Sunday, November 28, 2010

Wildfire

What I enjoyed about tonight's episode of The Walking Dead was the way it put the question of "what is necessary for survival" front and center. Several characters had an emotional need to do things this week that weren't fulfilling the strictest survival needs. On the more benign end of the spectrum, Glenn needed to see his fallen comrades buried rather than burned. In decidedly more dangerous territory, Andrea needed to hold a vigil over her sister, and ultimately deliver the kill shot herself.

Behind all of this is that unspoken question of what is truly necessary to survive in this particular apocalypse. Some would argue that just seeing to basic needs is all that's important. Others would argue that if you suppress emotional concerns, and let too much of civilization go, that you aren't really surviving. I appreciated that all this was on the table this episode without the writers needing to call direct attention to it.

There were other intriguingly messed up moments this week too, like watching a battered wife take an axe to the head of her dead husband. Or abandoning a man at the road side to endure an excruciatingly slow and painful death by disease, because that's what he asked for. Or Shane actually putting Rick in his gun sight for a moment... and being caught doing it by Dale.

This brief run of six episodes will conclude next Sunday, but it's been a hell of a ride for the short while it's lasted. What will happen inside the CDC? Will we see Merle or Morgan again? What other thrills await us in the final hour of this first season?

2 comments:

Anonymous said...

it was fun to watch Daryl (of all people) get creeped-out by the battered wife's axe swinging revenge.

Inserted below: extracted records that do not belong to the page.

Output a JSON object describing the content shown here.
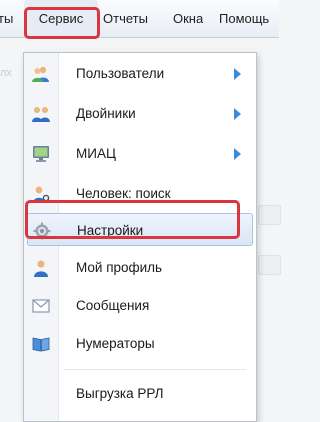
{
  "menubar": {
    "prev_cut": "ты",
    "service": "Сервис",
    "reports": "Отчеты",
    "windows": "Окна",
    "help": "Помощь"
  },
  "background": {
    "left_hint": "лх"
  },
  "menu": {
    "items": [
      {
        "label": "Пользователи",
        "icon": "users-icon",
        "submenu": true
      },
      {
        "label": "Двойники",
        "icon": "duplicates-icon",
        "submenu": true
      },
      {
        "label": "МИАЦ",
        "icon": "monitor-icon",
        "submenu": true
      },
      {
        "label": "Человек: поиск",
        "icon": "person-search-icon",
        "submenu": false
      },
      {
        "label": "Настройки",
        "icon": "gear-icon",
        "submenu": false,
        "highlighted": true
      },
      {
        "label": "Мой профиль",
        "icon": "profile-icon",
        "submenu": false
      },
      {
        "label": "Сообщения",
        "icon": "envelope-icon",
        "submenu": false
      },
      {
        "label": "Нумераторы",
        "icon": "book-icon",
        "submenu": false
      },
      {
        "label": "Выгрузка РРЛ",
        "icon": "",
        "submenu": false
      }
    ]
  },
  "colors": {
    "highlight_frame": "#d9363e",
    "submenu_arrow": "#3d8be0"
  }
}
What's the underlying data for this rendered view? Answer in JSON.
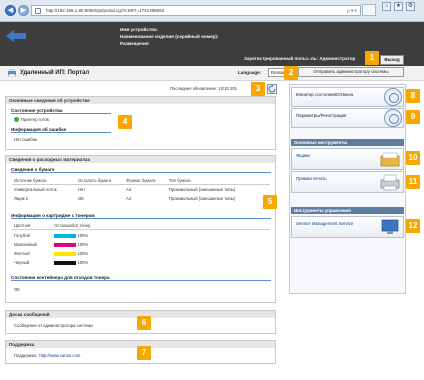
{
  "browser": {
    "address": "http://192.168.1.80:8000/rps/portal.cgi?CSRT=1741398653",
    "back_symbol": "◀",
    "forward_symbol": "▶",
    "search_symbol": "ρ ▾ ¢"
  },
  "device_header": {
    "device_name_label": "Имя устройства:",
    "product_name_label": "Наименование изделия (серийный номер):",
    "location_label": "Размещение:",
    "logged_user": "Зарегистрированный польз.-ль: Администратор",
    "logout_label": "Выход",
    "send_admin_label": "Отправить администратору системы"
  },
  "titlebar": {
    "title": "Удаленный ИП: Портал",
    "language_label": "Language:",
    "language_value": "Russian"
  },
  "update_line": "Последнее обновление: 12/10 201",
  "device_info": {
    "header": "Основные сведения об устройстве",
    "status_title": "Состояние устройства",
    "status_value": "Принтер готов.",
    "error_title": "Информация об ошибке",
    "error_value": "Нет ошибок."
  },
  "consumables": {
    "header": "Сведения о расходных материалах",
    "paper_title": "Сведения о бумаге",
    "paper_columns": [
      "Источник бумаги",
      "Осталось бумаги",
      "Формат бумаги",
      "Тип бумаги"
    ],
    "paper_rows": [
      [
        "Универсальный лоток",
        "Нет",
        "A4",
        "Произвольный (смешанные типы)"
      ],
      [
        "Ящик 1",
        "OK",
        "A4",
        "Произвольный (смешанные типы)"
      ]
    ],
    "toner_title": "Информация о картридже с тонером",
    "toner_columns": [
      "Цветной",
      "Оставшийся тонер"
    ],
    "toner_rows": [
      {
        "name": "Голубой",
        "value": "100%",
        "color": "#00b4e6"
      },
      {
        "name": "Малиновый",
        "value": "100%",
        "color": "#e0007a"
      },
      {
        "name": "Желтый",
        "value": "100%",
        "color": "#ffe600"
      },
      {
        "name": "Черный",
        "value": "100%",
        "color": "#111111"
      }
    ],
    "waste_title": "Состояние контейнера для отходов тонера",
    "waste_value": "OK"
  },
  "messages": {
    "header": "Доска сообщений",
    "value": "Сообщение от администратора системы"
  },
  "support": {
    "header": "Поддержка",
    "label": "Поддержка",
    "link": "http://www.canon.com"
  },
  "sidebar": {
    "status_monitor": "Монитор состояния/Отмена",
    "settings": "Параметры/Регистрация",
    "basic_tools_header": "Основные инструменты",
    "inbox": "Ящики",
    "direct_print": "Прямая печать",
    "mgmt_tools_header": "Инструменты управления",
    "service_mgmt": "Service Management Service"
  },
  "callouts": [
    "1",
    "2",
    "3",
    "4",
    "5",
    "6",
    "7",
    "8",
    "9",
    "10",
    "11",
    "12"
  ],
  "colors": {
    "callout": "#f7a800",
    "header_dark": "#3d3d3d",
    "accent_blue": "#5a8fd4"
  }
}
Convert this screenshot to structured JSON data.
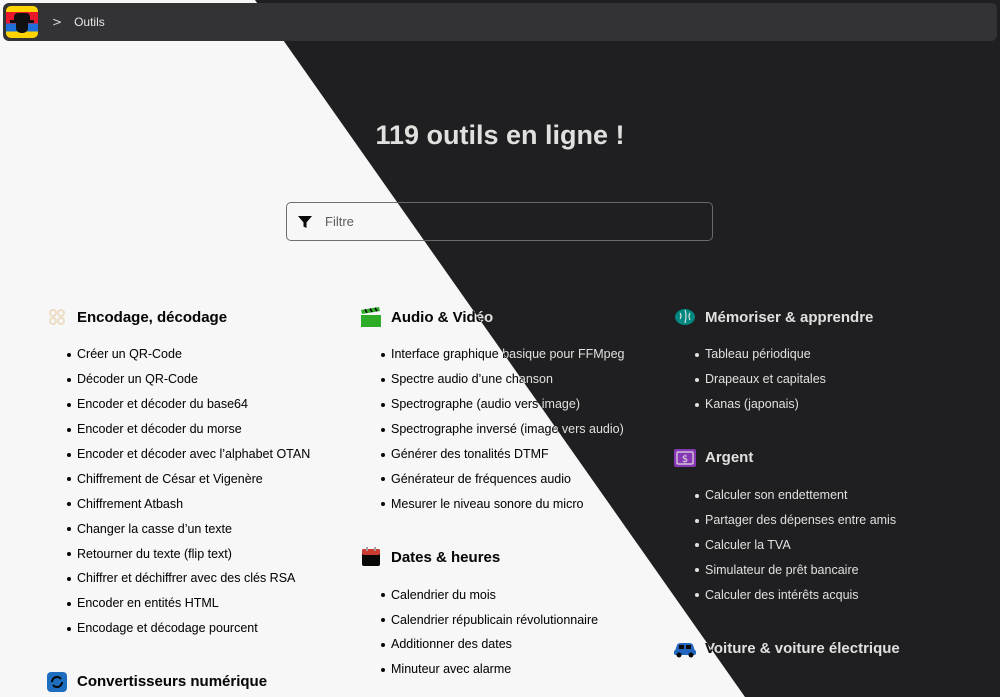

is my memory fuzzy or did they take pieces out of the red sports car to fix the rest of the convoy? I recall a funny sad-Glenn moment when he wanted to keep the hot ride. now they leave this car for Morgan?

I bet the lone guy in the CDC was using the other live people as test subjects which is why he is the only person there. I'm not sure how obvious they wanted that to appear but we had a fun moment of revelation when we deduced that instead of salvation, our group is walking into a mad-scientist death trap.

the mole

DavĂ­d said...

Indeed, focusing on real human elements and not hitting the audience over the head with some "point" they wanted to make was a good choice by the writers. Makes this the best episode since the premiere.